Hi! Today's my first paywall! Also, another ghost story.
Kathleen Turner, weird art and bikes. Well, hello.
Provincetown Massachusetts is on the farthest tip of Cape Cod.
It’s a gay haven….well, now queer haven.
I have been to such places in my lifetime but never Ptown. Friends had asked me there many times but something always came up.
About 5 years ago my dearest friends, Marc and Joey said that I “Just had to go” and it “must be with them”. I ignored my distain for Massachusetts and their heralded history of burning witches and packed my car.
It’s not so much Massachusetts as anything colonial. Which is tough having lived most of my life in the original 13 states but New York City remains feeling different than Massachusetts, Connecticut and those other areas that have embraced their colonial roots and whatever pilgrim chic might be.
So there we were. A perfect sunny warm October weekend. You know everybody gets around Provincetown on bikes. I don’t like bikes. My crotch doesn’t like bikes. Since a motorcycle accident at age 19 where I suffered amnesia I stay away from things with wheels and no doors.
But this was a “when in Rome” weekend and I promised myself I would find that joy.
Immediately after checking into the hotel it came to our attention that this weekend was the Tennessee Williams Theatre Festival. Every venue had a production of one of his works for the entire weekend.
The only available tickets were at the theatre in the Provincetown Inn.
Marc squealed:
“Oh my god I can’t wait to take YOU there”
“Aaron stayed there 5 years ago and woke up to a ghost of a woman standing over his bed with a string of pearls!!!”
I hear these kinds of things a lot. As a psychic medium, everybody wants to take me somewhere grim.
Joey looked at me.
“Girl. You’ve got to see the murals they have hanging in there. Fucking weird.”
We purchased the tickets, got on our bikes and rode all the way to the end of the cape to the inn. It sits right where the Pilgrims first landed.
So we went inside and Joey grabbed my arm to run through the lobby and down the hall before the Great Room to see all the murals.
There must have been 10 of them depicting different scenes.
Weird it was. One was called Pilgrims first Laundry.
There were pilgrims standing knee deep in the ocean fully dressed with blank looks on their faces just holding old clothing.
On the next panel—seemingly in the same scene---there were 1920’s sun bathers in their tank suits with stereotypically dressed Native Americans waving to them from the shore.
Then a group of children playing in the middle of the street. One child had his entire fist in his mouth. Among my friends he has come to be known as the bulimic child. Each mural possessed an image that made you say “What were they thinking?”
The closer to the great room we got the warmer and more flush I got. I turned to look into it and I felt full on nausea. I saw visions of nooses and torture and blood shed in pleasure.

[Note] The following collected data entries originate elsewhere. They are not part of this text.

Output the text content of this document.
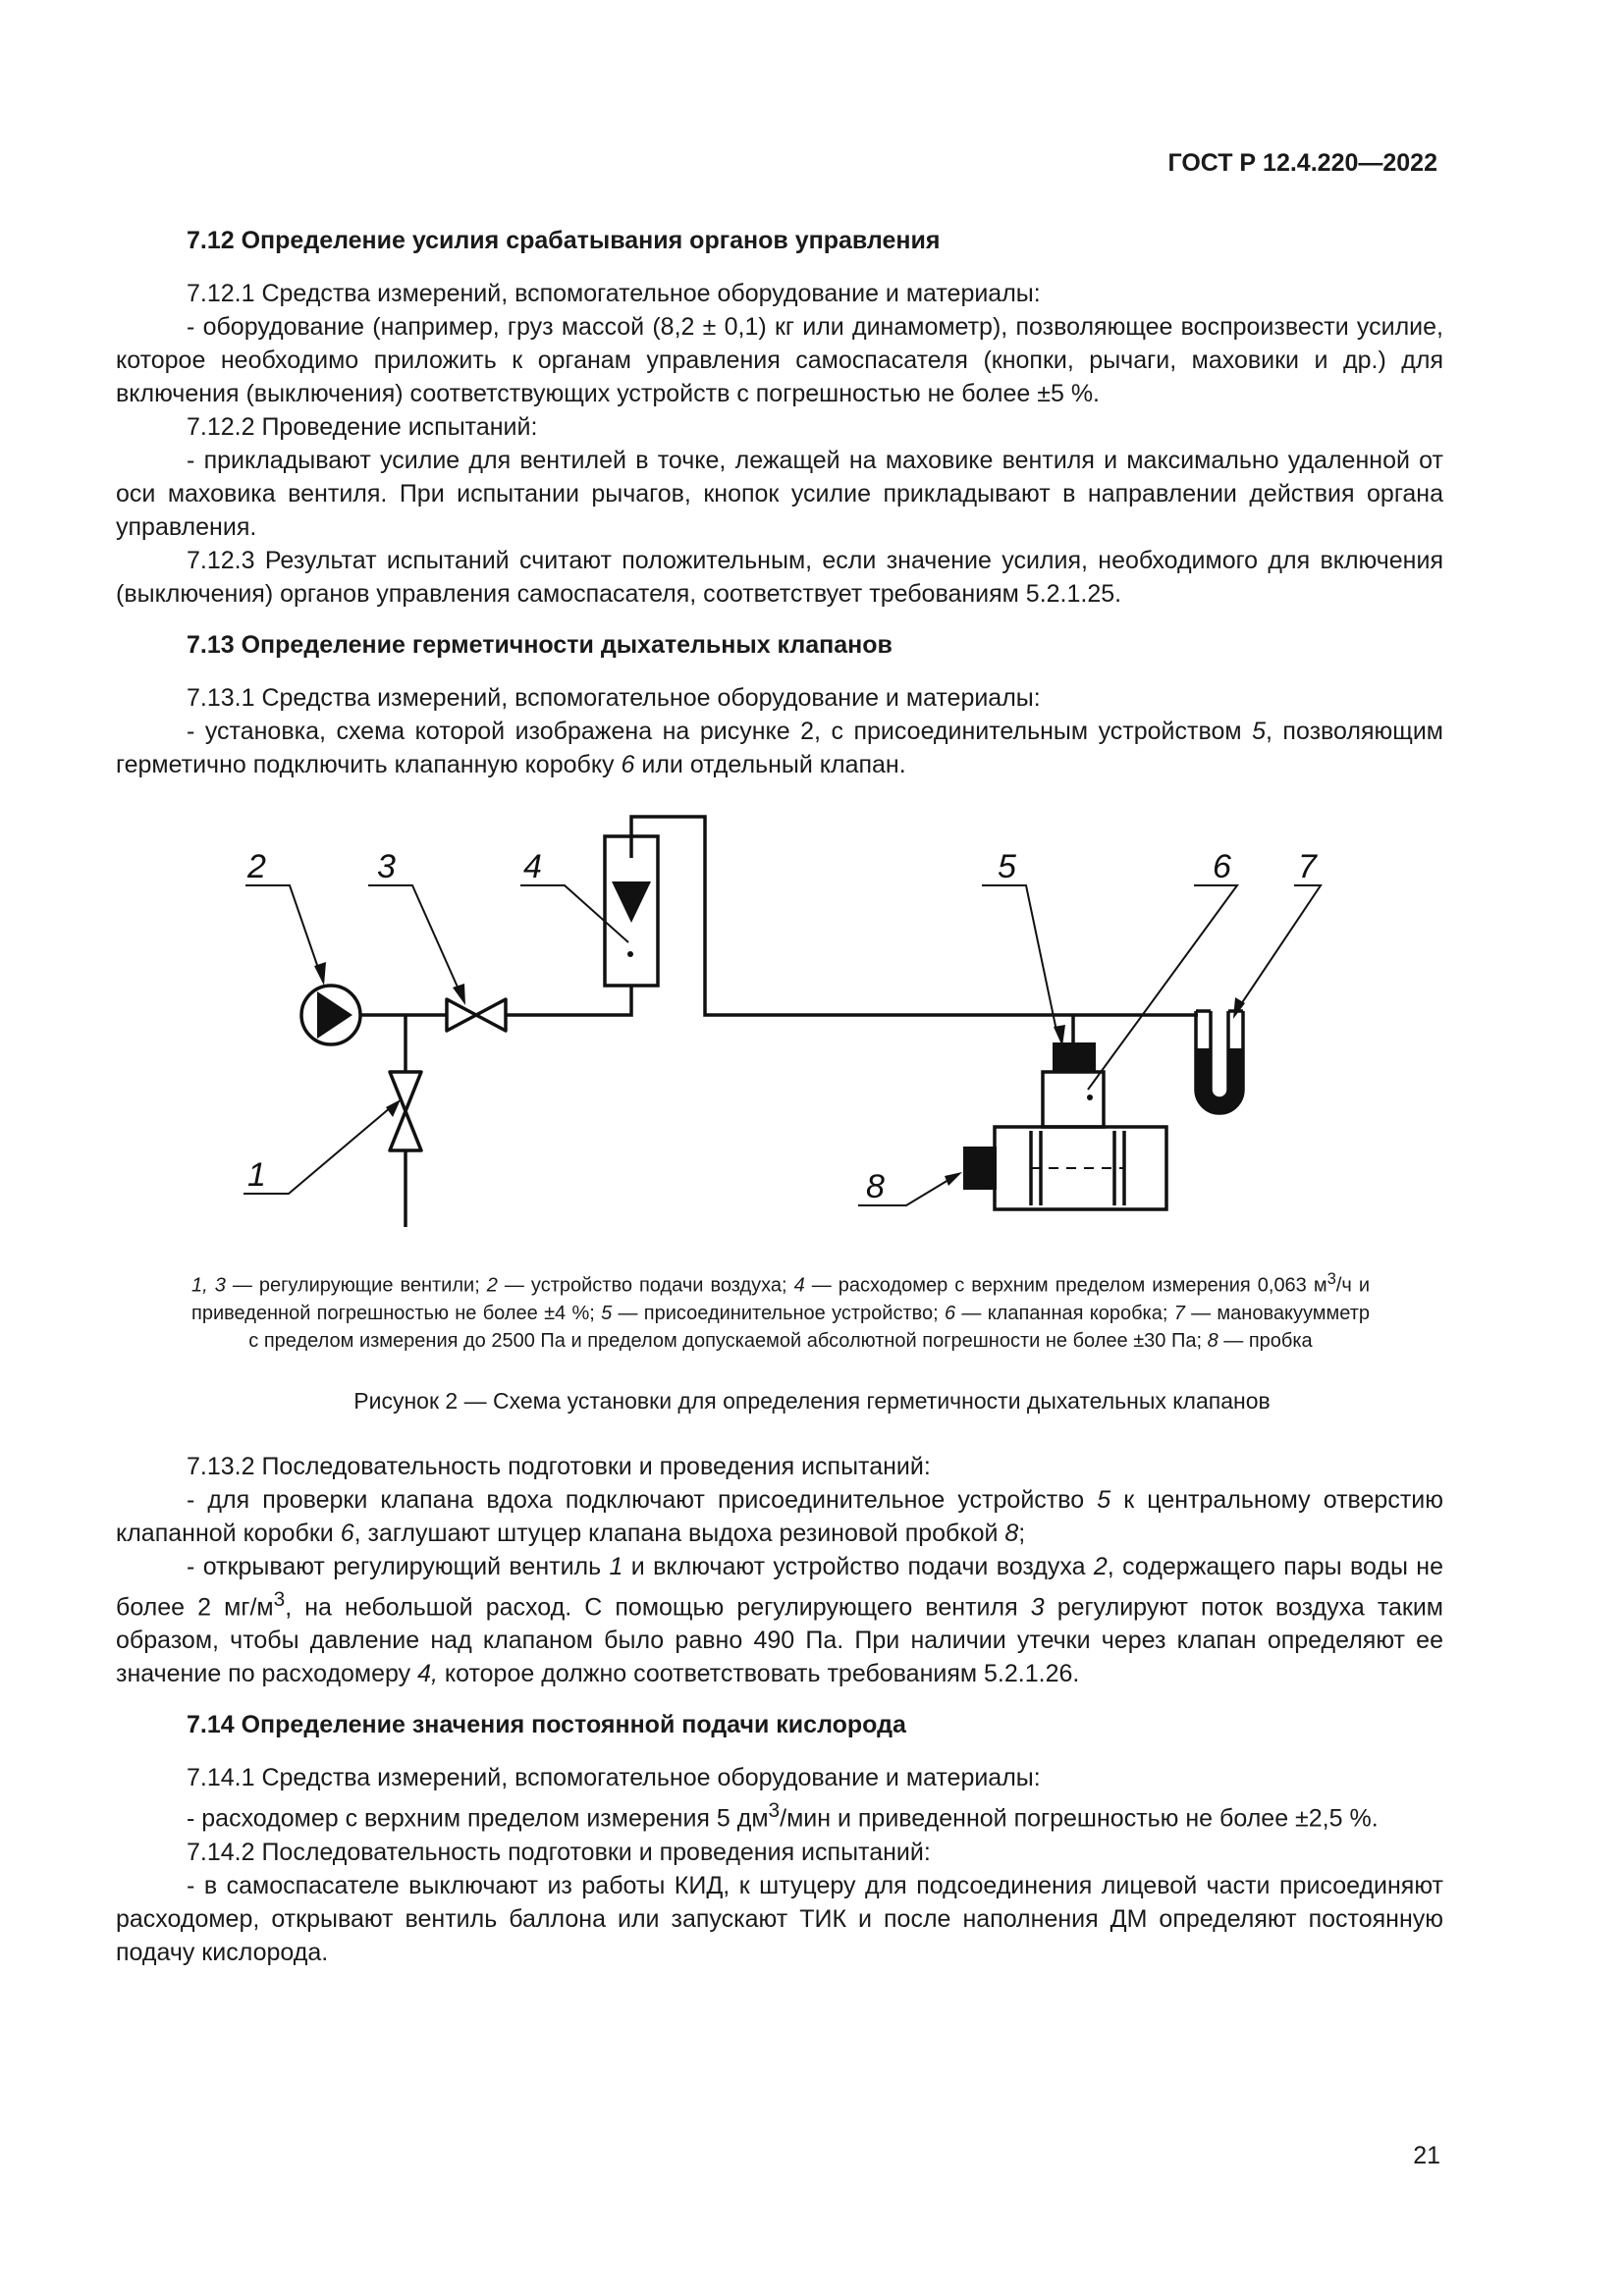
ГОСТ Р 12.4.220—2022
7.12 Определение усилия срабатывания органов управления

7.12.1 Средства измерений, вспомогательное оборудование и материалы:

- оборудование (например, груз массой (8,2 ± 0,1) кг или динамометр), позволяющее воспроизвести усилие, которое необходимо приложить к органам управления самоспасателя (кнопки, рычаги, маховики и др.) для включения (выключения) соответствующих устройств с погрешностью не более ±5 %.

7.12.2 Проведение испытаний:

- прикладывают усилие для вентилей в точке, лежащей на маховике вентиля и максимально удаленной от оси маховика вентиля. При испытании рычагов, кнопок усилие прикладывают в направлении действия органа управления.

7.12.3 Результат испытаний считают положительным, если значение усилия, необходимого для включения (выключения) органов управления самоспасателя, соответствует требованиям 5.2.1.25.

7.13 Определение герметичности дыхательных клапанов

7.13.1 Средства измерений, вспомогательное оборудование и материалы:

- установка, схема которой изображена на рисунке 2, с присоединительным устройством 5, позволяющим герметично подключить клапанную коробку 6 или отдельный клапан.

2	3	4	5	6 7
1	8
1, 3 — регулирующие вентили; 2 — устройство подачи воздуха; 4 — расходомер с верхним пределом измерения 0,063 $м^3/ч$ и приведенной погрешностью не более ±4 %; 5 — присоединительное устройство; 6 — клапанная коробка; 7 — мановакуумметр с пределом измерения до 2500 Па и пределом допускаемой абсолютной погрешности не более ±30 Па; 8 — пробка
Рисунок 2 — Схема установки для определения герметичности дыхательных клапанов

7.13.2 Последовательность подготовки и проведения испытаний:

- для проверки клапана вдоха подключают присоединительное устройство 5 к центральному отверстию клапанной коробки 6, заглушают штуцер клапана выдоха резиновой пробкой 8;

- открывают регулирующий вентиль 1 и включают устройство подачи воздуха 2, содержащего пары воды не более 2 $мг/м^3$, на небольшой расход. С помощью регулирующего вентиля 3 регулируют поток воздуха таким образом, чтобы давление над клапаном было равно 490 Па. При наличии утечки через клапан определяют ее значение по расходомеру 4, которое должно соответствовать требованиям 5.2.1.26.

7.14 Определение значения постоянной подачи кислорода

7.14.1 Средства измерений, вспомогательное оборудование и материалы:

- расходомер с верхним пределом измерения 5 $дм^3$/мин и приведенной погрешностью не более ±2,5 %.

7.14.2 Последовательность подготовки и проведения испытаний:

- в самоспасателе выключают из работы КИД, к штуцеру для подсоединения лицевой части присоединяют расходомер, открывают вентиль баллона или запускают ТИК и после наполнения ДМ определяют постоянную подачу кислорода.

21
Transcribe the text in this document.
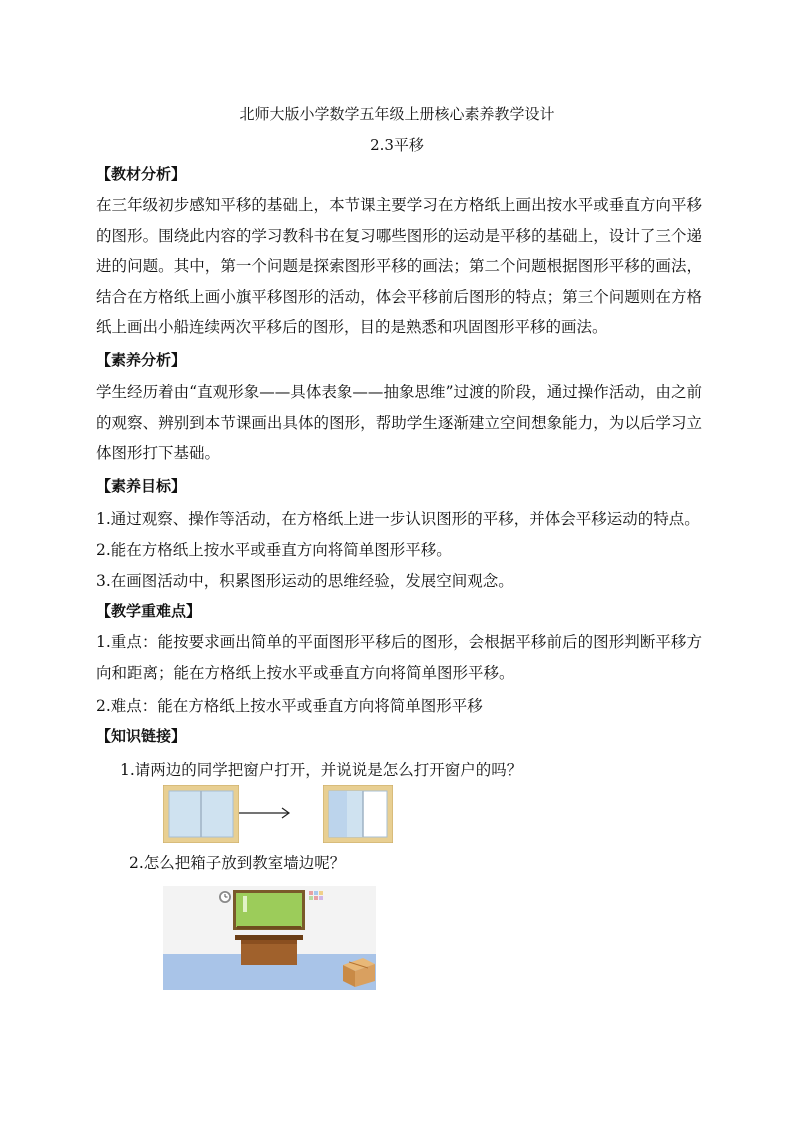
北师大版小学数学五年级上册核心素养教学设计
2.3平移
【教材分析】
在三年级初步感知平移的基础上，本节课主要学习在方格纸上画出按水平或垂直方向平移的图形。围绕此内容的学习教科书在复习哪些图形的运动是平移的基础上，设计了三个递进的问题。其中，第一个问题是探索图形平移的画法；第二个问题根据图形平移的画法，结合在方格纸上画小旗平移图形的活动，体会平移前后图形的特点；第三个问题则在方格纸上画出小船连续两次平移后的图形，目的是熟悉和巩固图形平移的画法。
【素养分析】
学生经历着由“直观形象——具体表象——抽象思维”过渡的阶段，通过操作活动，由之前的观察、辨别到本节课画出具体的图形，帮助学生逐渐建立空间想象能力，为以后学习立体图形打下基础。
【素养目标】
1.通过观察、操作等活动，在方格纸上进一步认识图形的平移，并体会平移运动的特点。
2.能在方格纸上按水平或垂直方向将简单图形平移。
3.在画图活动中，积累图形运动的思维经验，发展空间观念。
【教学重难点】
1.重点：能按要求画出简单的平面图形平移后的图形，会根据平移前后的图形判断平移方向和距离；能在方格纸上按水平或垂直方向将简单图形平移。
2.难点：能在方格纸上按水平或垂直方向将简单图形平移
【知识链接】
1.请两边的同学把窗户打开，并说说是怎么打开窗户的吗？
2.怎么把箱子放到教室墙边呢？
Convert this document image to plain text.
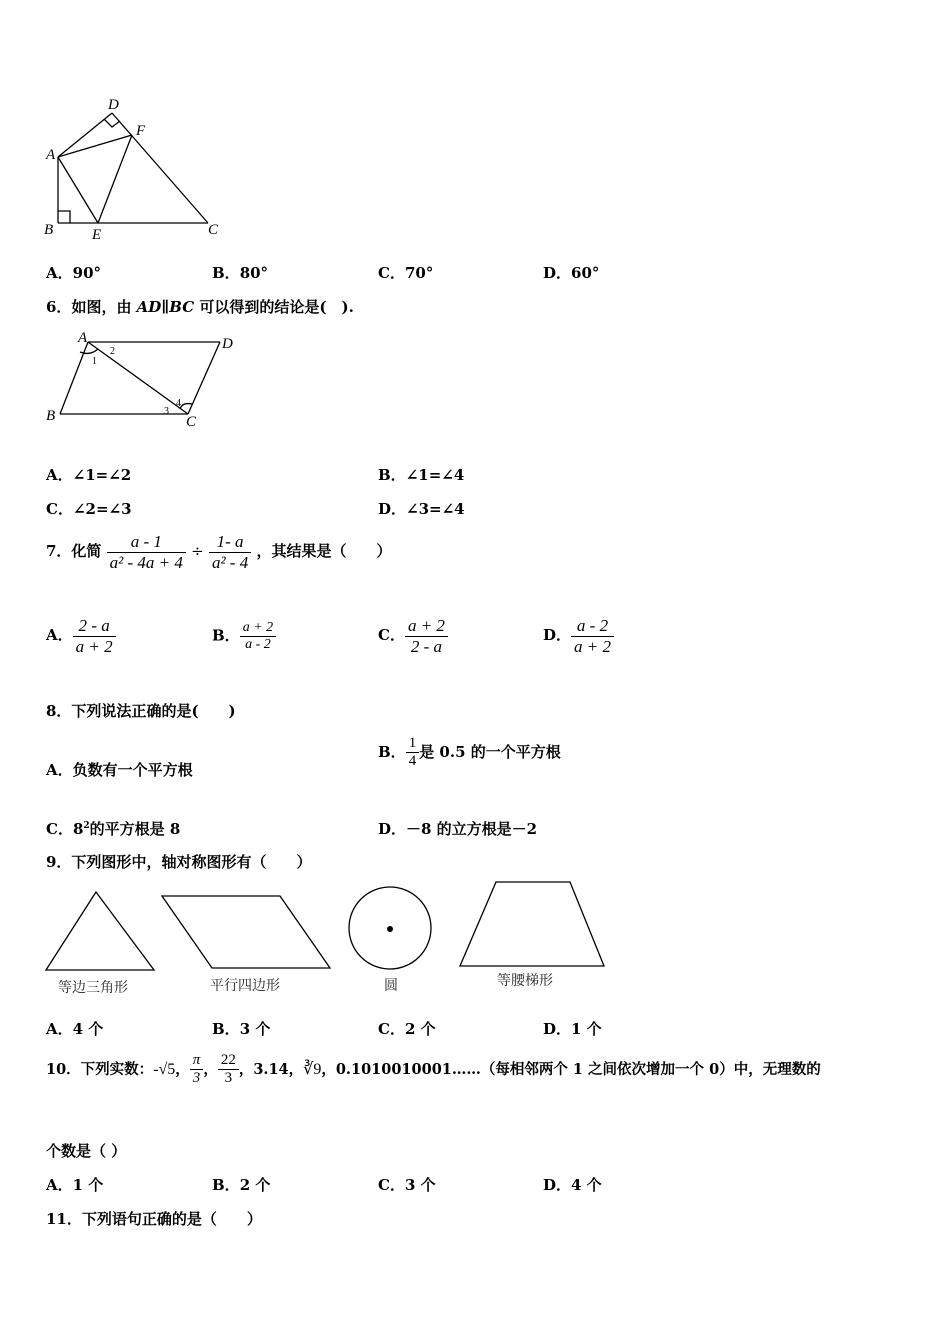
D
F
A
B	E	C
A．90°	B．80°	C．70°	D．60°
6．如图，由 AD∥BC 可以得到的结论是(　).
A	D
B	C
1
2
3
4
A．∠1=∠2	B．∠1=∠4
C．∠2=∠3	D．∠3=∠4
7．化简 $\frac{a - 1}{\text{a² - 4a + 4}} \div \frac{1- a}{\text{a² - 4}}$ ，其结果是（　　）
A． $\frac{2 - a}{a + 2}$	B． $\frac{a + 2}{a - 2}$	C． $\frac{a + 2}{2 - a}$	D． $\frac{a - 2}{a + 2}$
8．下列说法正确的是(　　)
A．负数有一个平方根
B． $\frac{1}{4}$ 是 0.5 的一个平方根
C．$8^2$的平方根是 8	D．－8 的立方根是－2
9．下列图形中，轴对称图形有（　　）
等边三角形	平行四边形	圆	等腰梯形
A．4 个	B．3 个	C．2 个	D．1 个
10．下列实数：-√5， $\frac{\pi}{3}$ ， $\frac{22}{3}$ ，3.14，∛9，0.1010010001……（每相邻两个 1 之间依次增加一个 0）中，无理数的
个数是（ ）
A．1 个	B．2 个	C．3 个	D．4 个
11．下列语句正确的是（　　）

I felt hot and cold at the same time. I sensed moans and screaming. Pasty bodies on top of each other. I couldn’t tell if it was an orgy or a killing spree. I surmised both.
We heard a womans voice call for everyone to be seated in the theatre.
I looked at my friends and said “You mean we’re still staying for the show?”
They looked at me and rolled their eyes.
The show added to all this discomfort as it was a 45 minute tribute to domestic abuse.
A show called Death of Drag Queens or something uplifting like that.
The actress Kathleen Turner was in the front row and even that didn’t warm our queer hearts enough to take the edge off.
During the show I kept feeling the scratching of what felt like two finger nails on my left hand.
It was quick and I brushed it off. It continued through the second act and then the show was over.
I ran out of that Provincetown Inn. We rode back to the hotel, had a night cap and went back to our rooms.
At 3:30am I woke up from scratching on my arm. That same scratching. The two fingers.
I looked up and saw a clear vision of a woman in the bathroom mirror.
“Take me back”
She spoke! I heard her voice not just in my head as I do with my usual clairaudience but it felt loud as if we were sharing the same space.
I laid down and tried to close my eyes but her presence in the room felt like a living human.
“Please take me back!”
She sounded both desperate and threatening.
I sat up, collected myself, threw on a sweater and got on that god damned bike again.
She was with me. Attached to me.
We rode the two miles back to the Provincetown Inn. I could feel the flush to my face again. Like I did when I saw the great room.
I saw the trees rustling but I couldn’t feel any wind on my body as I rode down Commercial Street. It was like being suspended in time. The scratching on my hand non-stop.
I felt like I was in the presence of a hundred people but I was alone on the dark streets.
My head was burning hot from the neck up.
I rode into the front driveway of the hotel, struggling to maintain my balance as the bike hit the gravel.
Suddenly I felt the heat from my face lift up and off. And the scratching finally stopped.
And then I was alone and I could feel the wind whipping around me again.
I felt the intensity of her relief.
I rode slowly back to my hotel. Wondering why she attached herself to me as I struggled up the steep Cape Cod hills.
And drove my car everywhere for the rest of the weekend.